Quando si parla di animazione giapponese tra i suoi padri vi è senza dubbio Yoshiyuki Tomino. Sceneggiatore, regista e storyborder. L’artista è noto per aver lavorato a molti degli anime mecha anni ’70. Tra questi non si possono non citare Kyashan, Vultus 5, Zambot 3 e Daitarn 3. Il lavoro però che lo ha consacrato e che gli ha dato fama internazionale è Mobil Suit Gundam. La serie, la prima di molte, è stata realizzata con il team creativo della Sunrise e con lo pseudonimo Hajime Yatate.

È grazie a Gundam che nasce il genere dei real robot , caratterizzato dalla presenza di grandi robot e tecnologia avanzata. Si tratta di storie che ruotano intorno ai personaggi e dove vi sono lotte politiche e di potere. In sostanza, una differenza notevole rispetto alle serie dei super-robot che si focalizzavano sullo scontro del gigante di ferro protagonista con il mostro della puntata. Sono passati quasi 40 anni dall’uscita di Gundam nel 1979, ma la serie ancora oggi è una tra le più amate.

Il creatore di Gundam è l’ospite di punta dell’edizione primaverile 2017 del Romics. Alla fiera del fumetto romana il cineasta e il produttore Naohiro Ogata hanno incontrato la stampa romana rispondendo alle domande riguardanti la serie anime.
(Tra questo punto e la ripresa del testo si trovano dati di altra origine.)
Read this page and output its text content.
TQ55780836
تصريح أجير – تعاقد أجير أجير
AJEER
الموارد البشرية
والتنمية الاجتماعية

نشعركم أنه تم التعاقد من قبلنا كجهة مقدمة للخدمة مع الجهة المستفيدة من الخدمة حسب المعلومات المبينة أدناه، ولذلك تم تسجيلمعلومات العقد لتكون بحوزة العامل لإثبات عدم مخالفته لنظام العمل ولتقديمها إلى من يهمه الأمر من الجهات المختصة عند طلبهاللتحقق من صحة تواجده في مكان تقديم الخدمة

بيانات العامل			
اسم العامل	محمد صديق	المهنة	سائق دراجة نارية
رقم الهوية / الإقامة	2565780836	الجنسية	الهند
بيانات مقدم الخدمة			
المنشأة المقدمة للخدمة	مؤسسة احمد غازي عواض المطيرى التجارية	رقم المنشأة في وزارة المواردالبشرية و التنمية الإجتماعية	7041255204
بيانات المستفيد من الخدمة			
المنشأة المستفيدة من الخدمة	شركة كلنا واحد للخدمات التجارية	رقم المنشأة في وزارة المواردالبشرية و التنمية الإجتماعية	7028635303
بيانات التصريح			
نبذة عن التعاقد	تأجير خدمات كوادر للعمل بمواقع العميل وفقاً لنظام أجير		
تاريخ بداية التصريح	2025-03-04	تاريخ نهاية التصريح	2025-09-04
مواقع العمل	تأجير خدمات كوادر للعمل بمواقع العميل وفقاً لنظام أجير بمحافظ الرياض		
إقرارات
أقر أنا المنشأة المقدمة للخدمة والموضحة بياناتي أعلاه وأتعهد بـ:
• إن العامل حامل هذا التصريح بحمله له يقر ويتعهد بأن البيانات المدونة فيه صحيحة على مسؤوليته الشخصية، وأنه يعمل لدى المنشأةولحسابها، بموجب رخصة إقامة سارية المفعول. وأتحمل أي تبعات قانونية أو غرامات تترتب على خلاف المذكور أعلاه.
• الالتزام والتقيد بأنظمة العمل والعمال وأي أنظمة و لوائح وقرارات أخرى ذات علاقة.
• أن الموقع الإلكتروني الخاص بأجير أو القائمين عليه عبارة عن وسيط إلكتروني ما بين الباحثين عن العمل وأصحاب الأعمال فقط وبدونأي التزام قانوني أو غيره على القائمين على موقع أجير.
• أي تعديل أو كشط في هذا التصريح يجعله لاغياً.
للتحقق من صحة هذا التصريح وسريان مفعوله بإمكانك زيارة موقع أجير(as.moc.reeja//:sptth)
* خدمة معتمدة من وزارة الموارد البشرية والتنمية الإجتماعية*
Avendo disegnato Gundam negli anni ’70, quindi con una visione filosofica e tecnologica di quel periodo, cosa cambierebbe se si trovasse a doverlo disegnare oggi?

Tomino: Non saprei come rispondere in modo diretto alla domanda. Forse posso mostrare Gundam Reconquista. Quindi in realtà quello che farei oggi sarebbe questa serie. Anche perché la tecnologia e la filosofia di oggi sono diverse da quelle di allora. Cambia tutto in realtà

gundam-yoshizuki-tominoC’è stato un grande sviluppo degli anime, come vi trovate a lavorare con un pubblico giovane abituate ad un taglio differente rispetto a quello degli anni ’70?

Tomino: Non riesco a capire cosa pensano i giovani di oggi, ho molta difficoltà. Per loro ho creato Gundam Reconquista, però come tema tratta di robot belli ma ha un altro concetto. Non so se sono riusciti a capirlo e sono un po’ preoccupato. Quando ho disegnato Gundam per la prima volta per circa 10 anni mi hanno detto che non capivano nulla. Prendendo spunto anche da questo ho osato e anche se non mi capissero va bene.

Ogata: A differenza del Maestro Tomino sto lavorando con la generazione attuale. Proprio con la nuova serie di Gundam abbiamo provato a vedere la reazione delle nuove generazioni. Al momento probabilmente non è molto compreso cosa abbiamo creato. Magari tra 5-10 anni anche le nuove generazioni ne trarranno qualche riflessione.

Ha visitato Roma? Cosa le è piaciuto? Se dovesse ambientare un super robot nella capitale d’Italia come lo disegnerebbe?

Tomino: Non è una domanda facile. Per me è la terza volta a Roma e sono sempre venuto per lavoro. Non ho pensato a Roma come palcoscenico di Gundam ma è un’opera internazionale. Quando scrivo Gundam penso sempre a Roma antica. Mi chiedo se l’umanità riuscirà a rifare tutte le belle cose che sono state fatte. Quindi è legato a Roma.

Visto il successo di Pacific Rim sono maturi i tempi per un live action di Gundam?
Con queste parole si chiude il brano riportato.